Gustavo Zamora of speakeasy “steakhouse” Holy Ground is ready to pour our Leisurely class some delicious mezcal. If you’re unfamiliar with this south of the border spirit, it’s the one made from the agave plant in select regions of Mexico. If you’re still drawing a blank, it’s the one you’ve heard celebrities like George Clooney and now Nick Jonas are investing in. But before you go buying a brand based on your love of the least talented Jonas Brother, we think you should learn a bit more.

That’s why Leisurely interviewed Zamora in advance of his Monday night class. Read on about why the agave expert loves teaching people about mezcal, what brands he enjoys the most, and why you just might want to have a pineapple handy the next time you crack open a bottle.

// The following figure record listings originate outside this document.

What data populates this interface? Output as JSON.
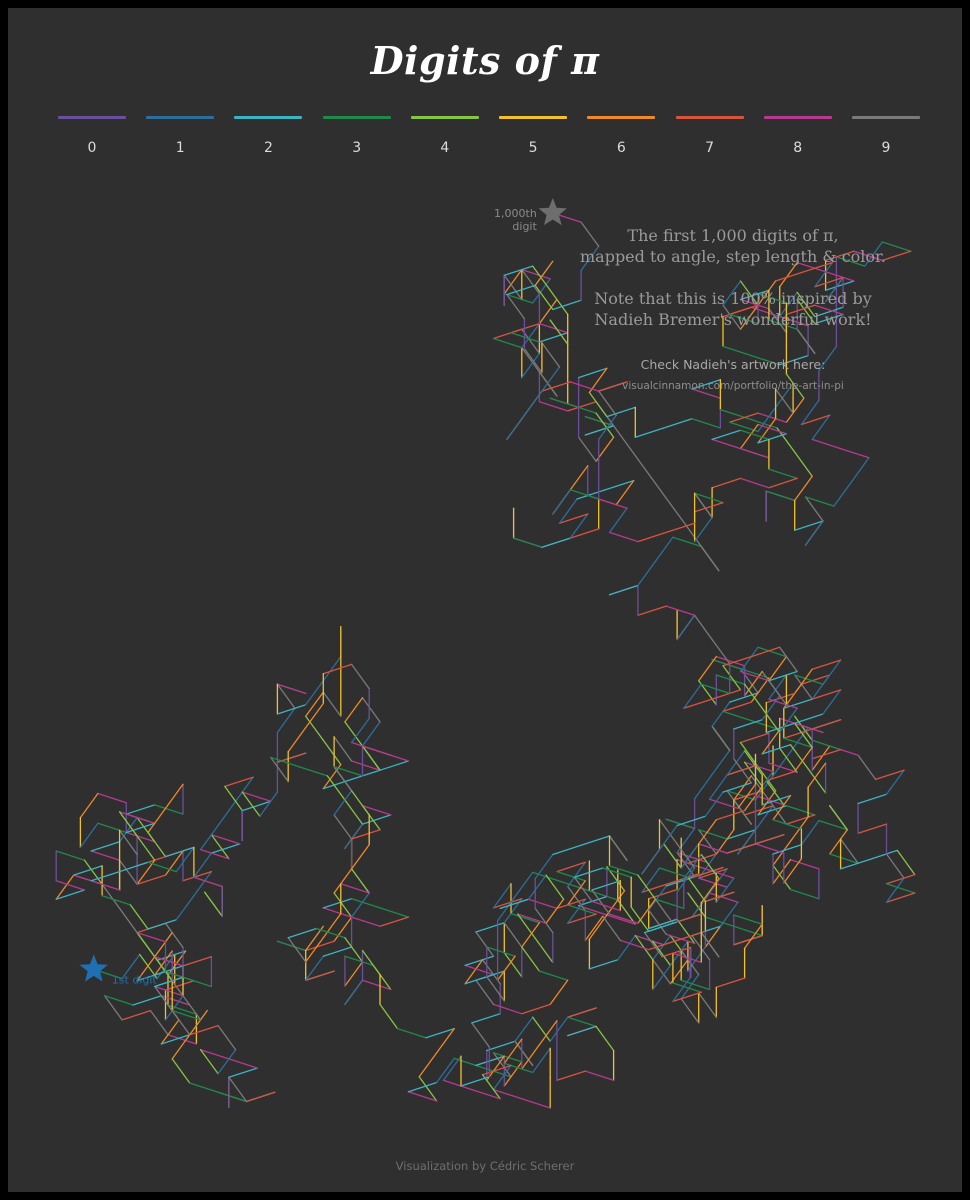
{
  "title": "Digits of π",
  "subtitle_lines": [
    "The first 1,000 digits of π,",
    "mapped to angle, step length & color."
  ],
  "note_lines": [
    "Note that this is 100% inspired by",
    "Nadieh Bremer's wonderful work!"
  ],
  "check_text": "Check Nadieh's artwork here:",
  "url_text": "visualcinnamon.com/portfolio/the-art-in-pi",
  "credit": "Visualization by Cédric Scherer",
  "colors": {
    "background": "#2f2f2f",
    "start_star": "#1f6fb2",
    "end_star": "#6e6e6e"
  },
  "chart_data": {
    "type": "line",
    "encoding": "digits mapped to angle, step length & color",
    "legend": [
      {
        "digit": "0",
        "color": "#6b4f9c"
      },
      {
        "digit": "1",
        "color": "#2c6e9b"
      },
      {
        "digit": "2",
        "color": "#3bb3c3"
      },
      {
        "digit": "3",
        "color": "#1f8a4c"
      },
      {
        "digit": "4",
        "color": "#86c443"
      },
      {
        "digit": "5",
        "color": "#f3c12a"
      },
      {
        "digit": "6",
        "color": "#f08a24"
      },
      {
        "digit": "7",
        "color": "#d9543f"
      },
      {
        "digit": "8",
        "color": "#b8398f"
      },
      {
        "digit": "9",
        "color": "#7a7a7a"
      }
    ],
    "digits": "3141592653589793238462643383279502884197169399375105820974944592307816406286208998628034825342117067982148086513282306647093844609550582231725359408128481117450284102701938521105559644622948954930381964428810975665933446128475648233786783165271201909145648566923460348610454326648213393607260249141273724587006606315588174881520920962829254091715364367892590360011330530548820466521384146951941511609433057270365759591953092186117381932611793105118548074462379962749567351885752724891227938183011949129833673362440656643086021394946395224737190702179860943702770539217176293176752384674818467669405132000568127145263560827785771342757789609173637178721468440901224953430146549585371050792279689258923542019956112129021960864034418159813629774771309960518707211349999998372978049951059731732816096318595024459455346908302642522308253344685035261931188171010003137838752886587533208381420617177669147303598253490428755468731159562863882353787593751957781857780532171226806613001927876611195909216420198",
    "start_label": "1st digit",
    "end_label_lines": [
      "1,000th",
      "digit"
    ]
  }
}
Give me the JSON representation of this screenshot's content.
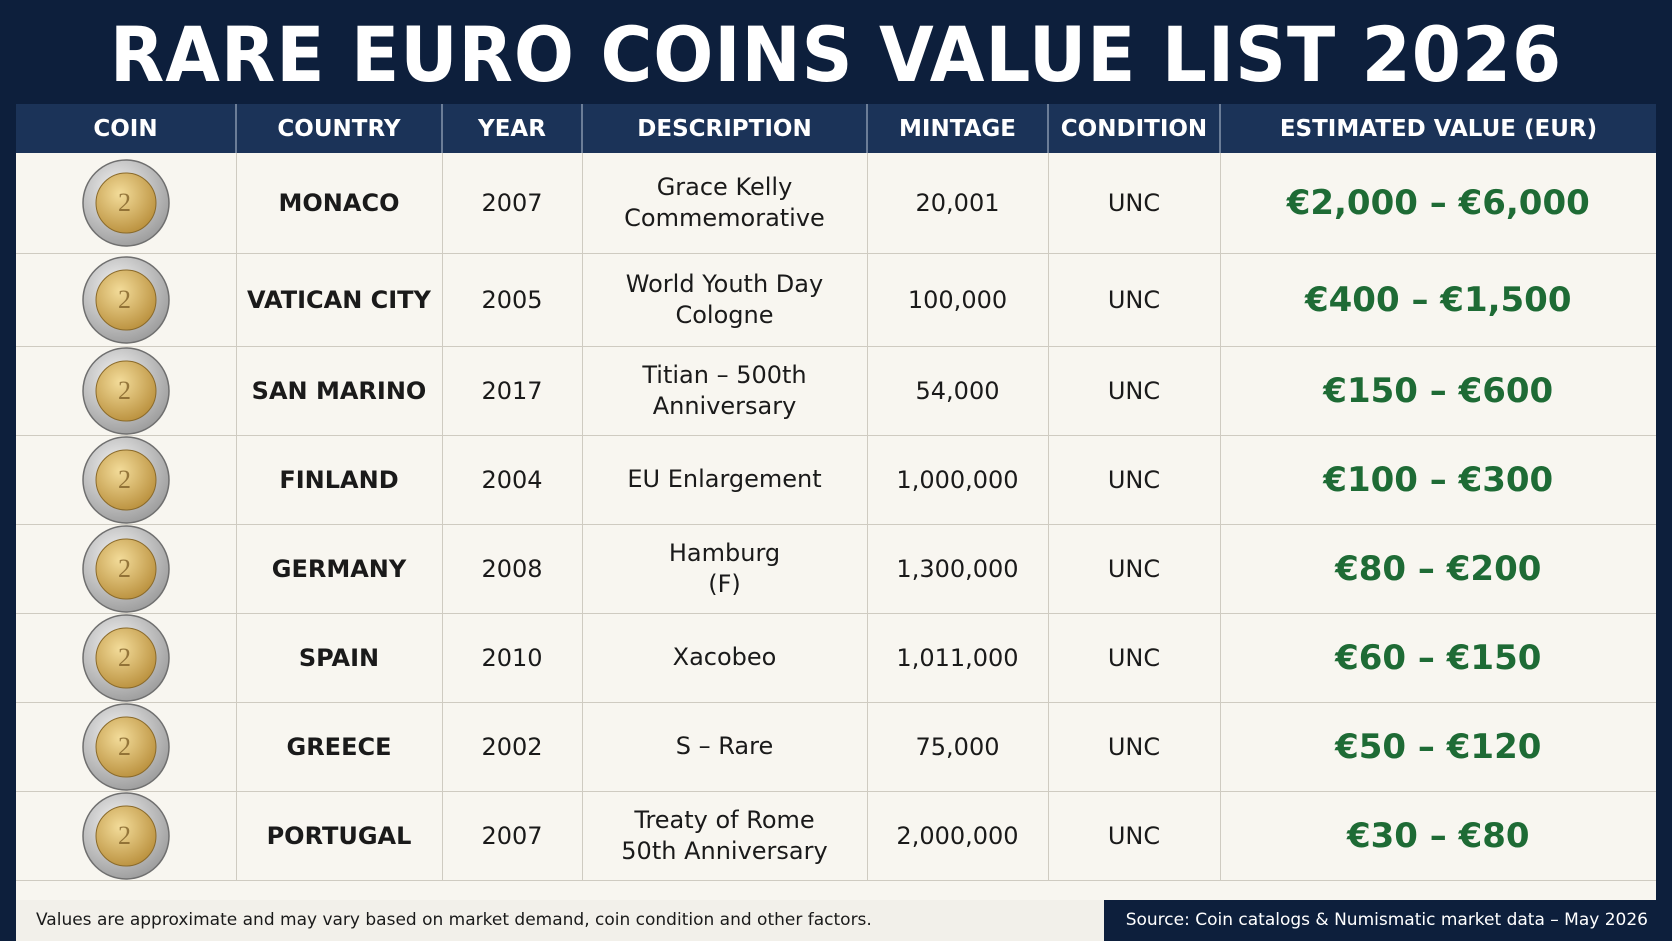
{
  "title": "RARE EURO COINS VALUE LIST 2026",
  "table": {
    "headers": [
      "COIN",
      "COUNTRY",
      "YEAR",
      "DESCRIPTION",
      "MINTAGE",
      "CONDITION",
      "ESTIMATED VALUE (EUR)"
    ],
    "rows": [
      {
        "coin_icon": "2-euro-coin-icon",
        "country": "MONACO",
        "year": "2007",
        "desc1": "Grace Kelly",
        "desc2": "Commemorative",
        "mintage": "20,001",
        "condition": "UNC",
        "value": "€2,000 – €6,000"
      },
      {
        "coin_icon": "2-euro-coin-icon",
        "country": "VATICAN CITY",
        "year": "2005",
        "desc1": "World Youth Day",
        "desc2": "Cologne",
        "mintage": "100,000",
        "condition": "UNC",
        "value": "€400 – €1,500"
      },
      {
        "coin_icon": "2-euro-coin-icon",
        "country": "SAN MARINO",
        "year": "2017",
        "desc1": "Titian – 500th",
        "desc2": "Anniversary",
        "mintage": "54,000",
        "condition": "UNC",
        "value": "€150 – €600"
      },
      {
        "coin_icon": "2-euro-coin-icon",
        "country": "FINLAND",
        "year": "2004",
        "desc1": "EU Enlargement",
        "desc2": "",
        "mintage": "1,000,000",
        "condition": "UNC",
        "value": "€100 – €300"
      },
      {
        "coin_icon": "2-euro-coin-icon",
        "country": "GERMANY",
        "year": "2008",
        "desc1": "Hamburg",
        "desc2": "(F)",
        "mintage": "1,300,000",
        "condition": "UNC",
        "value": "€80 – €200"
      },
      {
        "coin_icon": "2-euro-coin-icon",
        "country": "SPAIN",
        "year": "2010",
        "desc1": "Xacobeo",
        "desc2": "",
        "mintage": "1,011,000",
        "condition": "UNC",
        "value": "€60 – €150"
      },
      {
        "coin_icon": "2-euro-coin-icon",
        "country": "GREECE",
        "year": "2002",
        "desc1": "S – Rare",
        "desc2": "",
        "mintage": "75,000",
        "condition": "UNC",
        "value": "€50 – €120"
      },
      {
        "coin_icon": "2-euro-coin-icon",
        "country": "PORTUGAL",
        "year": "2007",
        "desc1": "Treaty of Rome",
        "desc2": "50th Anniversary",
        "mintage": "2,000,000",
        "condition": "UNC",
        "value": "€30 – €80"
      }
    ]
  },
  "footer": {
    "note": "Values are approximate and may vary based on market demand, coin condition and other factors.",
    "source": "Source: Coin catalogs & Numismatic market data – May 2026"
  },
  "colors": {
    "navy": "#0d1f3c",
    "header": "#1b3358",
    "value_green": "#1e6b35",
    "row_bg": "#f8f6f0"
  }
}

You are leading an experience with Leisurely called Smoke on Smoke: A Guide to Mezcal. Why do you enjoy teaching people about mezcal? 

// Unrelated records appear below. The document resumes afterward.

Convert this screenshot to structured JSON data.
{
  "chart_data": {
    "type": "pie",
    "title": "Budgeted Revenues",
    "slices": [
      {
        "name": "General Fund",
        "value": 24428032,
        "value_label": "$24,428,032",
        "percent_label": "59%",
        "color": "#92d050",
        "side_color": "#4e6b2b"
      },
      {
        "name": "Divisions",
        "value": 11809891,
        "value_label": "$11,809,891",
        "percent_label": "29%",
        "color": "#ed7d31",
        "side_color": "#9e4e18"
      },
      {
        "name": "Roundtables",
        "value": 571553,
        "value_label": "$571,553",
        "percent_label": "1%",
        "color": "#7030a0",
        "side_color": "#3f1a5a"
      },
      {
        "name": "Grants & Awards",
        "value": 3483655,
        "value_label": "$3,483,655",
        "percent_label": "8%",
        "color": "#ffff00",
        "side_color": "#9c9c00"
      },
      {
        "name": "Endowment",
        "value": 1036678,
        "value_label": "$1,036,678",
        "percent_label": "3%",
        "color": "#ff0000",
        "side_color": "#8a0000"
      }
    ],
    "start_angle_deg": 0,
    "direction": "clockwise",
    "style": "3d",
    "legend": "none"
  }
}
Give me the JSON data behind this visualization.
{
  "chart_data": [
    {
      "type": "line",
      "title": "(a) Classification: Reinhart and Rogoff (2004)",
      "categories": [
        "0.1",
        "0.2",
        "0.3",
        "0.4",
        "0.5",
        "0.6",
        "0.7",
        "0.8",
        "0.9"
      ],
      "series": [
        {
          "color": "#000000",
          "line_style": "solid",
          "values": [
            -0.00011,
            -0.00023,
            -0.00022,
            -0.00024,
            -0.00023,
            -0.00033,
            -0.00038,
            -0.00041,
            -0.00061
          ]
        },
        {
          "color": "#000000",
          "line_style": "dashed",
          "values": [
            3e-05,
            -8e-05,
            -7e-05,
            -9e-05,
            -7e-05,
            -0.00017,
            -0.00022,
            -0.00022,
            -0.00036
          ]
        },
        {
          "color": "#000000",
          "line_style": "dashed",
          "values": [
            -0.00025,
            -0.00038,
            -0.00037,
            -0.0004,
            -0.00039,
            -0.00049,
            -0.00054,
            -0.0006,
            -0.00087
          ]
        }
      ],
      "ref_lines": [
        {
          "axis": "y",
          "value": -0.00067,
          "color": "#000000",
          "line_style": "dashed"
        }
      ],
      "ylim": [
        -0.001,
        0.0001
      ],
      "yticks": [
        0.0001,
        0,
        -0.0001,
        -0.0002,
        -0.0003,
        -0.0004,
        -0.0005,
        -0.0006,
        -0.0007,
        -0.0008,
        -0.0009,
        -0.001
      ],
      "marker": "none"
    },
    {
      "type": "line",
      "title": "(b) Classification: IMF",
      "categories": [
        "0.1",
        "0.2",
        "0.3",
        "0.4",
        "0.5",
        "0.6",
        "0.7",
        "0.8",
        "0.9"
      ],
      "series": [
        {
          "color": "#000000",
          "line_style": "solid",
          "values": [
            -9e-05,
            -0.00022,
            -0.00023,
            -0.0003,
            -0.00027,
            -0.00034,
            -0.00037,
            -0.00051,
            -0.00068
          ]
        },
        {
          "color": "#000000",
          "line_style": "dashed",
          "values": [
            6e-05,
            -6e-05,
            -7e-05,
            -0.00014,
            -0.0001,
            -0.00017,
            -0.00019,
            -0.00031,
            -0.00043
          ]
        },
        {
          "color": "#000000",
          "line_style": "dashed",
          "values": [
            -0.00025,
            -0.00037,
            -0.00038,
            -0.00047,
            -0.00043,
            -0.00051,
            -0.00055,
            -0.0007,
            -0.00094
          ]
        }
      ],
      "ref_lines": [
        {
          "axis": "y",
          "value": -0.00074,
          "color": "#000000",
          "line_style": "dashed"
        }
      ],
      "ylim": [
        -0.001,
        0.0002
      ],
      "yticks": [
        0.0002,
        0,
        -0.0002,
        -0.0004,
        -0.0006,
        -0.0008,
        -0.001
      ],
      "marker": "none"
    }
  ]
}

I enjoy teaching people about mezcal because I like to help with changing their perspectives. Most people haven’t had the right experience with mezcal and often confuse it with tequila or just assume that it’s a smoky liquor, which is true. However, there are different varieties of mezcals. Some can be less smoky and not too intense. Aside from teaching the differences between tequila and mezcal, it also brings great pride to be able to expose and educate guests about a unique product from Mexico, and how the mezcaleros have been doing this for generations and will continue to do so. 

Why is this Leisurely class unique? 

This Leisurely class would be unique because there will be different expressions of mezcals, from mezcals that can be more on the floral, less smokier side, to those that are intense and about more expressions. We would also be pairing the mezcal with different foods and fruits to eat. Aside from the food pairing and the different variety, we would also be talking about five different mezcals and go into detail describing it and what makes each of them different from each other.

Can you describe the first time you tasted mezcal. What was it like? Did it take you awhile to fall in love with the spirit or were you immediately hooked?

The first time I tasted mezcal, I was immediately hooked. I was able to learn about its history and the bartender gave me the right one. I was educated on how to drink it and it made me appreciate its taste as well. From what I can recall, the mezcal was smokey yet it had a floral taste without it being too intense. 

What are some of the mezcals you enjoy the most? What types of mezcal will Leisurely members get to taste?

Don Amado. Agave Pechuga, Banhez Espadin, Rey Campero Jabalí and Madre-Cuishe.

My two favorite mezcals I enjoy the most are El Rey Campero: Agave Mexicano and Vago Agave Elote. The reason why I enjoy El Rey Campero: Agave Mexicano is because it’s a mezcal that has more of a body meaning it’s more smokey and its intense with some green pepper notes and caramel, I am also a huge coffee lover and this mezcal has some coffee flavor. However, Vago Agave Elote has roasted corn which reminds me of back home. Another reason why I love Vago Agave Elote is because it’s unique way that its cultivated. Throughout the process, in between the distillations the mezcalero (Aquilino Garcia Lopez) adds roasted corn to the Mezcal. 

What are some things to keep in mind when pairing mezcal with food. Do you have any favorite foods you like to eat specifically with mezcal? 

Some things to keep in mind when pairing food with mezcal, one should be aware that certain foods enhance the flavor of the mezcal. In the other hand, there are certain foods that would clash with the mezcal flavors. My favorite fruit to pair when sipping a mezcal would either be pineapple, passion fruit, maybe even some pomegranate, it would depend which mezcal I am having and what fruits are in.

Do you have any advice for people who really want to get into mezcal or agave based spirits? What are some helpful tips you can share with people who want to drink mezcal at restaurants or purchase them for their home bar? 

My advice for guest that would like to get into Mezcal is that I would first start with an Espadin like Yola, Rey Campero Espadin or maybe even a Jolgorio Espadin. Espadin is an agave that takes 6-8 years for the plant its self to mature and is more on the lighter side, not to smoke or intense, have more floral notes and easier to enjoy. I would always recommend to start with a small sip ‘ a tap kiss” leave it in your pallet for up to 5-10 seconds savor it and slowly pass it through... never take “shots” of mezcal since its a liquor of higher proof alcohol. 

If you could create the perfect mezcal drinking experience, what would it look like? How would you make the drink and how would you enjoy it?

If I could create a perfect mezcal drinking experience it would be in the middle of agaves field. There would be picnic tables which different types of foods (guacamole, ceviche, mole, tacos) and fruits (pineapple, passion fruit, avocado, but not a lot of citrus fruit since it can distract your pallet from the actual mezcal) that would be perfect pairing with Mezcal. I would have different agaves that would include mezcals for beginners, mezcals for intermediate drinkers, and mezcals for experienced drinkers.